Most modern attempts to decipher how portions of genetic code are translated into physical characteristics are akin to a first-grader trying to sound out a word letter by letter — or, in this case, base pair by base pair.

But University of Florida researchers have developed a computational method that’s more like reading whole words at a time.

In a world where science’s ability to transcribe an organism’s genetic code is growing faster every day, the technique could offer much needed efficiency in translating the seemingly endless string of characters into information that can cure disease or create new crops.

The researchers, from UF’s Institute of Food and Agricultural Sciences and the UF Genetics Institute, published their verification of the method in Wednesday’s PLoS ONE, an online journal produced by the Public Library of Science.
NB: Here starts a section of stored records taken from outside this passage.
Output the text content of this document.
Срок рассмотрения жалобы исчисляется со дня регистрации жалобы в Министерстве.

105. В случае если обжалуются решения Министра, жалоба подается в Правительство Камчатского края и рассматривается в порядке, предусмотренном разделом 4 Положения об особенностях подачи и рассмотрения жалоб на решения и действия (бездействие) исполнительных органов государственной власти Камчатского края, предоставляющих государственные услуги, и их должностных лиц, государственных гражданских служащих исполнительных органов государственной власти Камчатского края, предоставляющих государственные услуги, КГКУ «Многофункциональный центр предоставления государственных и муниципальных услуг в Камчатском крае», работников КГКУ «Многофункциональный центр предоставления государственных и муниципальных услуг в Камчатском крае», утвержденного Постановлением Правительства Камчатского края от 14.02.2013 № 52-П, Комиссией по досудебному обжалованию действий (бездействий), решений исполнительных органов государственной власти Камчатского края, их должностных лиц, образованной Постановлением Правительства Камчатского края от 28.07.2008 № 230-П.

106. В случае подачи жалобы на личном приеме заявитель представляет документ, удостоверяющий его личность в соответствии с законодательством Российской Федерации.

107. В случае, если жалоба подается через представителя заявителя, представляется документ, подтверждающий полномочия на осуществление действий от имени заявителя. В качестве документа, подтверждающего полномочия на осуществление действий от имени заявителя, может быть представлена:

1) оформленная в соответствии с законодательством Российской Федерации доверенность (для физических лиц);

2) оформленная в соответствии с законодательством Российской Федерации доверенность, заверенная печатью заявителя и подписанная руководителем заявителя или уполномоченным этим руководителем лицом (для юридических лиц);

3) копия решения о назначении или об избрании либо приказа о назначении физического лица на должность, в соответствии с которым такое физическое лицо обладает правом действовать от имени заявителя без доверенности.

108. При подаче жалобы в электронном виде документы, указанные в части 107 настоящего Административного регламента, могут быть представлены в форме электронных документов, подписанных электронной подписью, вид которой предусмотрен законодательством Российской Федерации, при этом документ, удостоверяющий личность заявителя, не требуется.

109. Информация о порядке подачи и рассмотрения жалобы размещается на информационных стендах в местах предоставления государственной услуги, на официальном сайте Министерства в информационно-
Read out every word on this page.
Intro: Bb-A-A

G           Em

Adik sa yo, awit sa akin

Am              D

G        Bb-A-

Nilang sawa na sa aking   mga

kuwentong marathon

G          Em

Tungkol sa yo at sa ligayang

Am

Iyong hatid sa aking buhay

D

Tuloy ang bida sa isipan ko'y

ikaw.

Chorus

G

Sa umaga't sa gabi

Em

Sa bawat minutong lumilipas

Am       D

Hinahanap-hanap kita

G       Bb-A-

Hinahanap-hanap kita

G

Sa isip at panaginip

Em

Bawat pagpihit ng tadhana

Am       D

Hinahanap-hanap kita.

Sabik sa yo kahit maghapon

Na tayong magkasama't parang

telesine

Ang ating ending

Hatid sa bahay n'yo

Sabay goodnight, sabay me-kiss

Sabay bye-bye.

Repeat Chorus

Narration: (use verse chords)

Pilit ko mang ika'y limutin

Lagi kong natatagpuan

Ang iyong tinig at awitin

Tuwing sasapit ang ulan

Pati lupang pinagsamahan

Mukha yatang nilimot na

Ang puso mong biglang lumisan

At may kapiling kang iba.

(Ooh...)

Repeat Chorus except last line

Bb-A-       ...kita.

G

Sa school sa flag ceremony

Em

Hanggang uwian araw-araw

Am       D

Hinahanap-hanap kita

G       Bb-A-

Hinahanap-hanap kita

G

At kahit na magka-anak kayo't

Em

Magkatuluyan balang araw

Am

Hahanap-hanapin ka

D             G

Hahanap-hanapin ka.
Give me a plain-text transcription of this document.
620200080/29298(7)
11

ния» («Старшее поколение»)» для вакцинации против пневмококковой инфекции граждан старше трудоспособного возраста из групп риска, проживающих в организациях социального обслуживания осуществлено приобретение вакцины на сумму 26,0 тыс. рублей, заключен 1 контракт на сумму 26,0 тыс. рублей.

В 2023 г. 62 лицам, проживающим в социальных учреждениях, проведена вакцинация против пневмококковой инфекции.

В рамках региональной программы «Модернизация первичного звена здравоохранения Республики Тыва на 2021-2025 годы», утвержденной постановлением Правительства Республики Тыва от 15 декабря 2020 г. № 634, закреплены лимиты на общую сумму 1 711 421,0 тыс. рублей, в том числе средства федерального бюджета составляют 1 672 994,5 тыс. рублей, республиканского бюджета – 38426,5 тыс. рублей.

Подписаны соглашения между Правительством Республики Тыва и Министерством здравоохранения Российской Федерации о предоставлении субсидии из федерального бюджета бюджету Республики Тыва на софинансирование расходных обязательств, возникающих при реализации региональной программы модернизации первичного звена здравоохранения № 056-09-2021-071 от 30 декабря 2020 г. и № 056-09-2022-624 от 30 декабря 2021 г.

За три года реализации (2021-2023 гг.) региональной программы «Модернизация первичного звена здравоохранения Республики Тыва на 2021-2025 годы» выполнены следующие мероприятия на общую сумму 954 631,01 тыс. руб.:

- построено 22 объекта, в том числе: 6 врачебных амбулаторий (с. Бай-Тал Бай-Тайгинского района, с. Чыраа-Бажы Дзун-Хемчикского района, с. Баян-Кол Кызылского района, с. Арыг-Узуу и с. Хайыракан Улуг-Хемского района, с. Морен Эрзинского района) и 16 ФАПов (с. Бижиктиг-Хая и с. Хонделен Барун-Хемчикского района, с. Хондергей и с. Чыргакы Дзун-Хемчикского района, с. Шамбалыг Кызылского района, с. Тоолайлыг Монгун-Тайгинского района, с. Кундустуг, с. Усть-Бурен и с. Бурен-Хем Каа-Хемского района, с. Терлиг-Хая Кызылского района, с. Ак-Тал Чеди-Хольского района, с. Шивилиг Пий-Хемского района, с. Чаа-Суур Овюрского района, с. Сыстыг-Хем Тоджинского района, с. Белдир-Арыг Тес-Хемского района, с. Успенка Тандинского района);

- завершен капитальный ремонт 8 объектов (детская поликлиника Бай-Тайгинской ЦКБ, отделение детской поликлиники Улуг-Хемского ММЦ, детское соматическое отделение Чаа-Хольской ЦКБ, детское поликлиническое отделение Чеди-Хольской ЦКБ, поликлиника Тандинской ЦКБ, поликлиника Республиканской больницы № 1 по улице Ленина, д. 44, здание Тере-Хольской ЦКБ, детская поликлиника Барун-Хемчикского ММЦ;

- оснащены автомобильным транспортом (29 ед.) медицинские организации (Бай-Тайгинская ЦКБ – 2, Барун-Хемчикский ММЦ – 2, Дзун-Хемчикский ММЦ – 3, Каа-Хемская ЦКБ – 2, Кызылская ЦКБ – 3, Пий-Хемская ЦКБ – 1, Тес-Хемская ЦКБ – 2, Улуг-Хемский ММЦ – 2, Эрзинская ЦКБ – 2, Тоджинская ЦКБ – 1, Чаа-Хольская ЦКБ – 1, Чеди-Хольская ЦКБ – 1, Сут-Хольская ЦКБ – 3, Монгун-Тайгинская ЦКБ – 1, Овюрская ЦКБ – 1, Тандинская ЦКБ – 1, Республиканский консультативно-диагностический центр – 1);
“We worked very hard to find ways to collect genetic information,” said Rongling Wu, the project’s lead researcher and a UF Research Foundation professor. “We now must work hard to find ways to use it.”

In many respects, researchers think of an organism’s genome as ticker-tape listings of four letters — representing four amino acid bases — repeated in varying orders. The goal is to find meaning within the sequences, to figure out how variations in the pattern affect the organism’s physiology.

Humans, for example, have 3 billion letters in our code. Between any two of us, 99.9 percent of those letters are the same. But it’s that last 0.1 percent of difference, peppered throughout our DNA in the form of single-letter changes, that accounts for our unique identities—from eye color to disease susceptibility.

These differences are called single nucleotide polymorphisms, or SNPs (pronounced “snips”).

The simplest way to find out how a SNP affects an organism is to collect a group of organisms that have different variations of that letter in their genetic code.

But physical traits are typically affected by multiple SNPs that interact in sometimes unpredictable ways — much like the way an “e” at the end of a word can change its pronunciation.

Fortunately, the rules of genetics say that SNPs that affect the same trait are generally related to each other in some way, such as being near each other.

Wu’s model uses these rules in conjunction with statistical analysis of real data from genetically mapped organisms. As a result, the model can find whole groups of SNPs associated with a physical trait.

Just as an understanding of general phonetic principles allows a reader to sound out a whole word, this extra knowledge of genetics allows Wu’s model to find whole pictures of genome/physical correlations.

“The real promise of Wu’s work is that it could offer the opportunity for a researcher to not spend a really disheartening amount of time parsing out individual nucleotides, and move more directly to doing the type of genetic work that’s going to have a greater significance,” said Rory Todhunter, a researcher working with canine genetics at Cornell University.

In the paper, the researchers verified their model using genetic and physical information from mice that was first collected from the Washington University lab of James Cheverud in the mid-1990s. They then compared their results with several years’ worth of genetic analysis.

This validation was important, said Wei Hou, the first author of the paper and an assistant professor at UF’s department of epidemiology and health policy research. But the analysis of modern data will be the real key to the technique’s importance. For example, the mouse genetic information used in this paper featured only a few thousand SNPs. The July 29 issue of the journal Nature cited more than 8 million SNPs for the mouse genome.

“This shows how we need to move beyond looking at genomes SNP by SNP,” Cheverud said. “Imagine the work that’s ahead of us if we don’t.”